Guts and skin on the church walls.
Intervene and stop us, God delusion.
If God is in me, take him out!
Oh, that’s right.
I forgot.
There is no God.
We’re on our own here.
We’re doing this all on our own.
We’re killing each other over a non- existent deity that is worshipped a million different ways.
A Muslim believes as much as I did, if not more.
A Hindu believes as much as I did, if not more.
A man handling snakes in the sight of God believes as much as I did, if not for very long.
A Native American people believed until God smote them….
Oh, that’s right…
There is no God.
I am alone now, devoid of God and sin.
No one walks with Me.
God is man made, created in our own image.
Faith will only get you so far…
And it ain’t heaven.
Have faith in yourself contradicts the fiat of Faith….
Faith is the reality of what we hope for, the proof of what we don’t see….
What?
We have free will and expect faith to change that?
Not enough evidence.
Not enough faith in what I can’t see….
Too much free will.
Now I lay me down to sleep, I pray the Lord my soul to keep….
I’m alone….
On my own….
Just like it’s always been.
God came in handy sometimes, when I used to believe.
Who am I gonna blame, now; when something goes wrong?
Me…?!
God was a convenience and an excuse.
You mean I’m gonna have to depend on myself!?
My life is the reality.
I am really here…
God ain’t….
So, what else is new?
Shock me….
I read this and I wonder what it is you want to hear. Acknowledgement that you’re right? That there is no God? Reassurance that there is?
Have you ever studied Taoism? It actually explains a lot, using logic rather than blind faith. As a philosophy it has no deity of its own. Yet I know a few Taoist Christians…
No, not acknowledgement, really or approval. I was just writing and thinking and working thru my little dilemmas. Of course I believe in God. I just don’t agree with man’s depictions or arrogance about knowing “the mind of God”. I believe in God, not religions.
Arrogance is a good word. Interpretations taken to an extent that they are the be-all and end-all and I’m right and you’re wrong and I’ll fight to the death etc. etc. ad nauseum.
Myself, I believe in something. There has to be more than this. But the bible, for me, doesn’t hold a definite answer.
We’ve corrupted God.
One of my adult great-granddaughters said to me, “I don’t believe in God,” to which I replied, “That’s okay; He believes in you.” Whatever “it” is…..the universal spirit…..God…..whatever makes the wheels of the planet go around…….there is, I believe, Something!
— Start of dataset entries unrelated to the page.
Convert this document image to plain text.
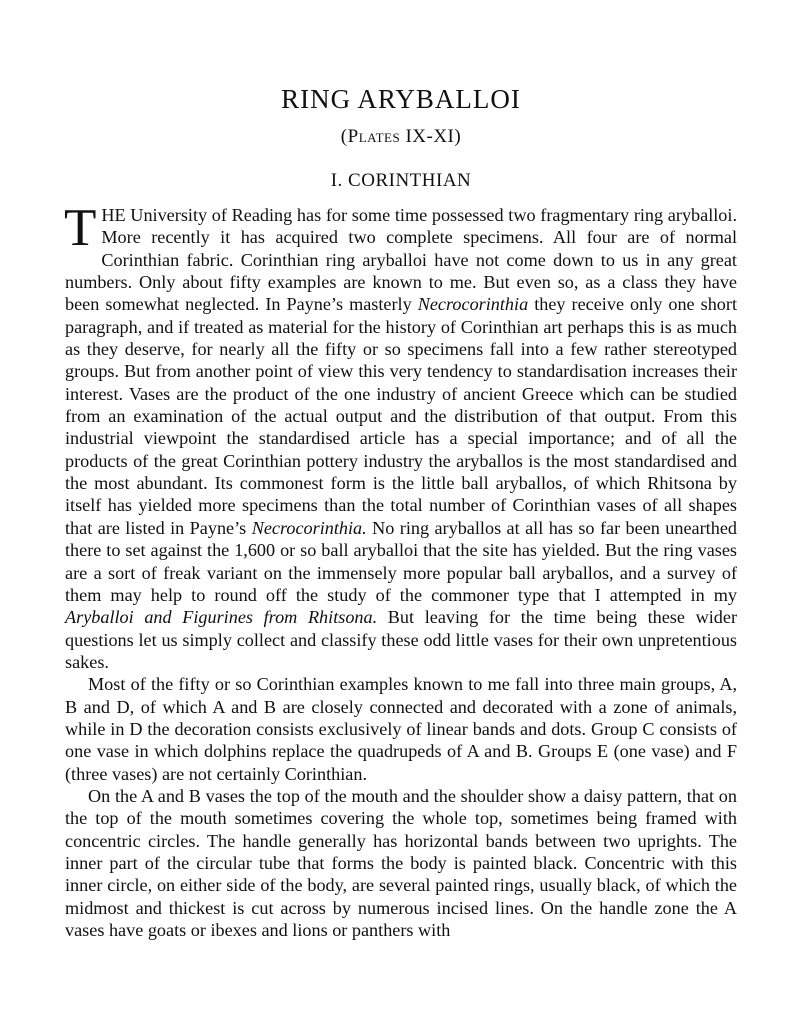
RING ARYBALLOI
(Plates IX-XI)
I. CORINTHIAN

THE University of Reading has for some time possessed two fragmentary ring aryballoi. More recently it has acquired two complete specimens. All four are of normal Corinthian fabric. Corinthian ring aryballoi have not come down to us in any great numbers. Only about fifty examples are known to me. But even so, as a class they have been somewhat neglected. In Payne’s masterly Necrocorinthia they receive only one short paragraph, and if treated as material for the history of Corinthian art perhaps this is as much as they deserve, for nearly all the fifty or so specimens fall into a few rather stereotyped groups. But from another point of view this very tendency to standardisation increases their interest. Vases are the product of the one industry of ancient Greece which can be studied from an examination of the actual output and the distribution of that output. From this industrial viewpoint the standardised article has a special importance; and of all the products of the great Corinthian pottery industry the aryballos is the most standardised and the most abundant. Its commonest form is the little ball aryballos, of which Rhitsona by itself has yielded more specimens than the total number of Corinthian vases of all shapes that are listed in Payne’s Necrocorinthia. No ring aryballos at all has so far been unearthed there to set against the 1,600 or so ball aryballoi that the site has yielded. But the ring vases are a sort of freak variant on the immensely more popular ball aryballos, and a survey of them may help to round off the study of the commoner type that I attempted in my Aryballoi and Figurines from Rhitsona. But leaving for the time being these wider questions let us simply collect and classify these odd little vases for their own unpretentious sakes.

Most of the fifty or so Corinthian examples known to me fall into three main groups, A, B and D, of which A and B are closely connected and decorated with a zone of animals, while in D the decoration consists exclusively of linear bands and dots. Group C consists of one vase in which dolphins replace the quadrupeds of A and B. Groups E (one vase) and F (three vases) are not certainly Corinthian.

On the A and B vases the top of the mouth and the shoulder show a daisy pattern, that on the top of the mouth sometimes covering the whole top, sometimes being framed with concentric circles. The handle generally has horizontal bands between two uprights. The inner part of the circular tube that forms the body is painted black. Concentric with this inner circle, on either side of the body, are several painted rings, usually black, of which the midmost and thickest is cut across by numerous incised lines. On the handle zone the A vases have goats or ibexes and lions or panthers with
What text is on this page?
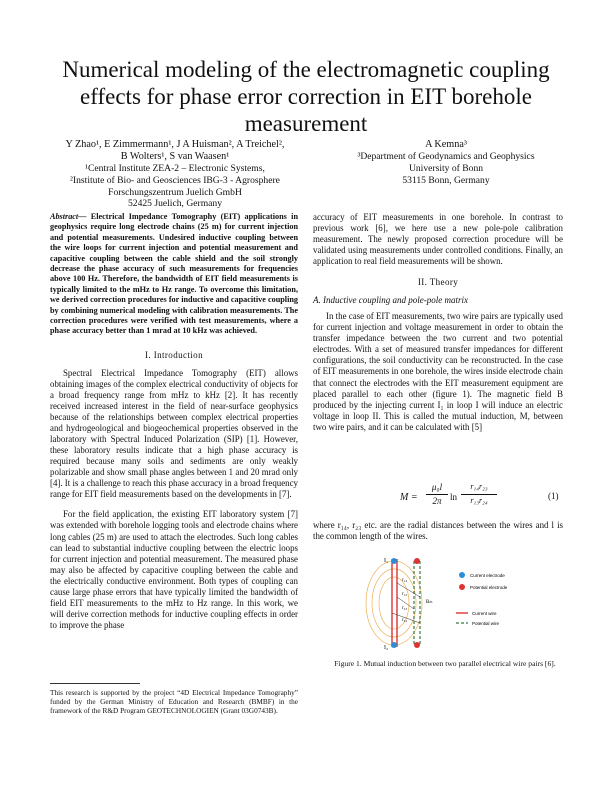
Numerical modeling of the electromagnetic coupling effects for phase error correction in EIT borehole measurement
Y Zhao¹, E Zimmermann¹, J A Huisman², A Treichel²,
B Wolters¹, S van Waasen¹
¹Central Institute ZEA-2 – Electronic Systems,
²Institute of Bio- and Geosciences IBG-3 - Agrosphere
Forschungszentrum Juelich GmbH
52425 Juelich, Germany
A Kemna³
³Department of Geodynamics and Geophysics
University of Bonn
53115 Bonn, Germany
Abstract— Electrical Impedance Tomography (EIT) applications in geophysics require long electrode chains (25 m) for current injection and potential measurements. Undesired inductive coupling between the wire loops for current injection and potential measurement and capacitive coupling between the cable shield and the soil strongly decrease the phase accuracy of such measurements for frequencies above 100 Hz. Therefore, the bandwidth of EIT field measurements is typically limited to the mHz to Hz range. To overcome this limitation, we derived correction procedures for inductive and capacitive coupling by combining numerical modeling with calibration measurements. The correction procedures were verified with test measurements, where a phase accuracy better than 1 mrad at 10 kHz was achieved.
I. Introduction

Spectral Electrical Impedance Tomography (EIT) allows obtaining images of the complex electrical conductivity of objects for a broad frequency range from mHz to kHz [2]. It has recently received increased interest in the field of near-surface geophysics because of the relationships between complex electrical properties and hydrogeological and biogeochemical properties observed in the laboratory with Spectral Induced Polarization (SIP) [1]. However, these laboratory results indicate that a high phase accuracy is required because many soils and sediments are only weakly polarizable and show small phase angles between 1 and 20 mrad only [4]. It is a challenge to reach this phase accuracy in a broad frequency range for EIT field measurements based on the developments in [7].

For the field application, the existing EIT laboratory system [7] was extended with borehole logging tools and electrode chains where long cables (25 m) are used to attach the electrodes. Such long cables can lead to substantial inductive coupling between the electric loops for current injection and potential measurement. The measured phase may also be affected by capacitive coupling between the cable and the electrically conductive environment. Both types of coupling can cause large phase errors that have typically limited the bandwidth of field EIT measurements to the mHz to Hz range. In this work, we will derive correction methods for inductive coupling effects in order to improve the phase

This research is supported by the project “4D Electrical Impedance Tomography” funded by the German Ministry of Education and Research (BMBF) in the framework of the R&D Program GEOTECHNOLOGIEN (Grant 03G0743B).

accuracy of EIT measurements in one borehole. In contrast to previous work [6], we here use a new pole-pole calibration measurement. The newly proposed correction procedure will be validated using measurements under controlled conditions. Finally, an application to real field measurements will be shown.

II. Theory
A. Inductive coupling and pole-pole matrix

In the case of EIT measurements, two wire pairs are typically used for current injection and voltage measurement in order to obtain the transfer impedance between the two current and two potential electrodes. With a set of measured transfer impedances for different configurations, the soil conductivity can be reconstructed. In the case of EIT measurements in one borehole, the wires inside electrode chain that connect the electrodes with the EIT measurement equipment are placed parallel to each other (figure 1). The magnetic field B produced by the injecting current I₁ in loop I will induce an electric voltage in loop II. This is called the mutual induction, M, between two wire pairs, and it can be calculated with [5]

M =
μ₀l
2π ln
r₁₄r₂₃
r₁₃r₂₄	(1)
where r₁₄, r₂₃ etc. are the radial distances between the wires and l is the common length of the wires.
I₁
I₂
r₁₄
r₁₃
r₂₃
r₂₄
Bₘ
Current electrode
Potential electrode
Current wire
Potential wire
Figure 1. Mutual induction between two parallel electrical wire pairs [6].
The Bible is a wonderful book full of the history, poetry, and mythology of a tribe written and re-written by men through the centuries as a guide to our behavior. It is, sadly, not very kind to women, glossing over the first creation mentioned in which woman is equal to man. Oh, well……to each his own.
Oh, I believe in God, just not in man’s interpretation, arrogance and religions thereof.
Exactly!
You would be surprised what happens for those who truly believe.